Look at any crucifix, at the Son of God,
nails through his hands,
nails through his feet,
a crown of thorns on his head.
We worship God become man, crucified.
Scandalous, unbelievable!
How could anyone possibly accomplish anything
by simply giving themselves up without a fight,
by simply turning themselves over to the violence
of the government?
That’s not what the apostles were looking for,
that’s not what the rest of Jesus’ followers were expecting.
They wanted a fighting man, they wanted a conqueror.
What they didn’t realize until the end is that they got a conqueror,
but a conqueror who was victorious through death.

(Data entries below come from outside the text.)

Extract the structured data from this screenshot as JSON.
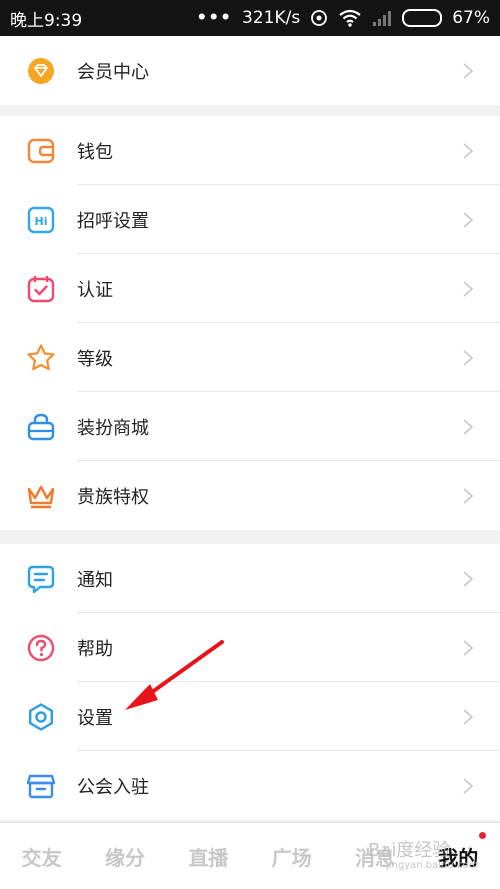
{
  "status_bar": {
    "time": "晚上9:39",
    "dots": "•••",
    "net_speed": "321K/s",
    "battery_percent": "67%",
    "battery_level": 0.67
  },
  "menu": {
    "vip": {
      "label": "会员中心",
      "icon": "diamond-icon"
    },
    "group1": [
      {
        "label": "钱包",
        "icon": "wallet-icon"
      },
      {
        "label": "招呼设置",
        "icon": "hi-icon"
      },
      {
        "label": "认证",
        "icon": "calendar-check-icon"
      },
      {
        "label": "等级",
        "icon": "star-icon"
      },
      {
        "label": "装扮商城",
        "icon": "shopping-bag-icon"
      },
      {
        "label": "贵族特权",
        "icon": "crown-icon"
      }
    ],
    "group2": [
      {
        "label": "通知",
        "icon": "message-icon"
      },
      {
        "label": "帮助",
        "icon": "question-icon"
      },
      {
        "label": "设置",
        "icon": "gear-icon"
      },
      {
        "label": "公会入驻",
        "icon": "store-icon"
      }
    ]
  },
  "bottom_nav": {
    "items": [
      "交友",
      "缘分",
      "直播",
      "广场",
      "消息",
      "我的"
    ],
    "active": "我的"
  },
  "watermark": {
    "text": "Bai度经验",
    "sub": "jingyan.baidu.com"
  },
  "colors": {
    "vip": "#f5a623",
    "wallet": "#f0883a",
    "hi": "#2fa8e6",
    "auth": "#ef4a6d",
    "level": "#f5902c",
    "shop": "#2c8fe8",
    "crown": "#f07a2a",
    "notify": "#2ba1e8",
    "help": "#ea4f6e",
    "settings": "#2b9fe6",
    "guild": "#3c8de8",
    "annotation_arrow": "#e8131b"
  }
}
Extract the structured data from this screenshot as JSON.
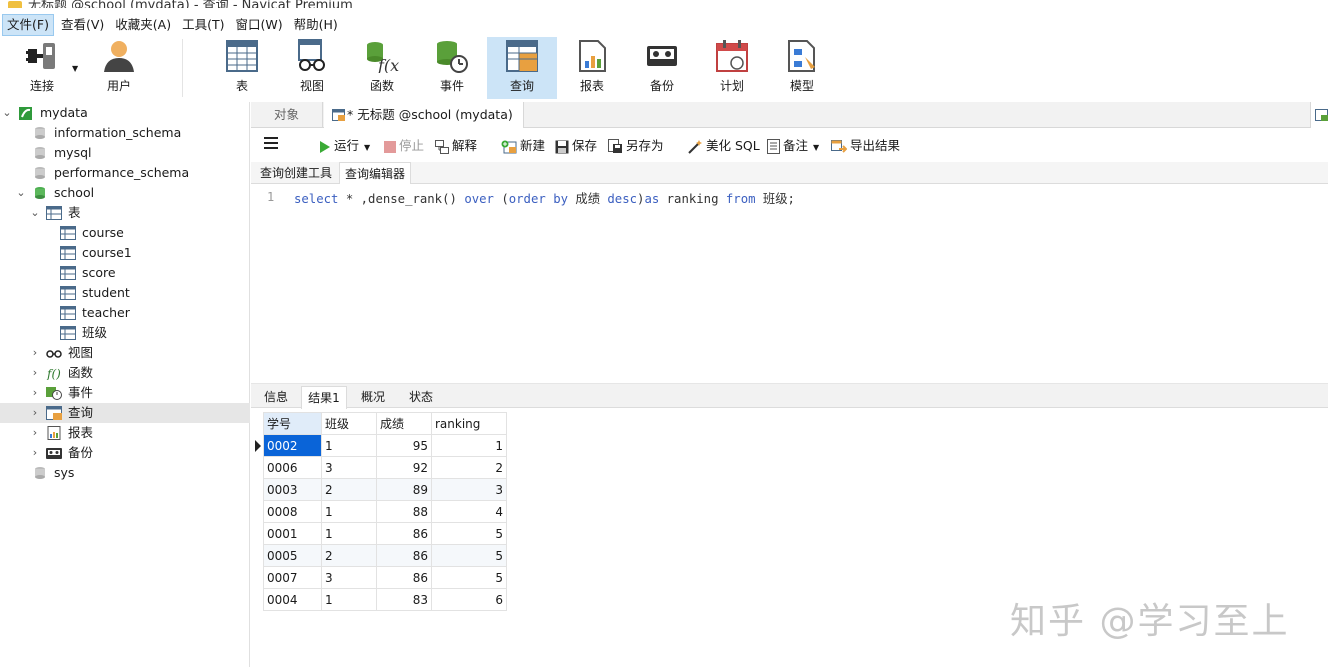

Because the darkness that overcame Jesus on the cross
was simply an eclipse, a temporary shadow.
On the third day he rose again in glory.
Generations of darkness were overcome by that one act,
that one sacrificial act of Christ, the Son of God.
So when the world turns dark on Monday morning for a few hours,
let that be a reminder to each of us
that the darkness that goes on in our lives each day,
in our nation, in our world,
is only temporary, no matter how long it lasts.
Perhaps during the few hours that the eclipse lasts,
as the darkness descends,
no matter where we are,
we can stop what we’re doing and pray for peace,
for an end to violence and prejudice.
We can pray for civility, for justice.
And as the sun re-emerges once again
from out of the shadow of the eclipse,
we can be consoled with the truth
that the light of Christ will prevail,
that in fact it has already prevailed,
and that our ultimate destiny is an eternal life
in which there is no darkness, no eclipses, only light.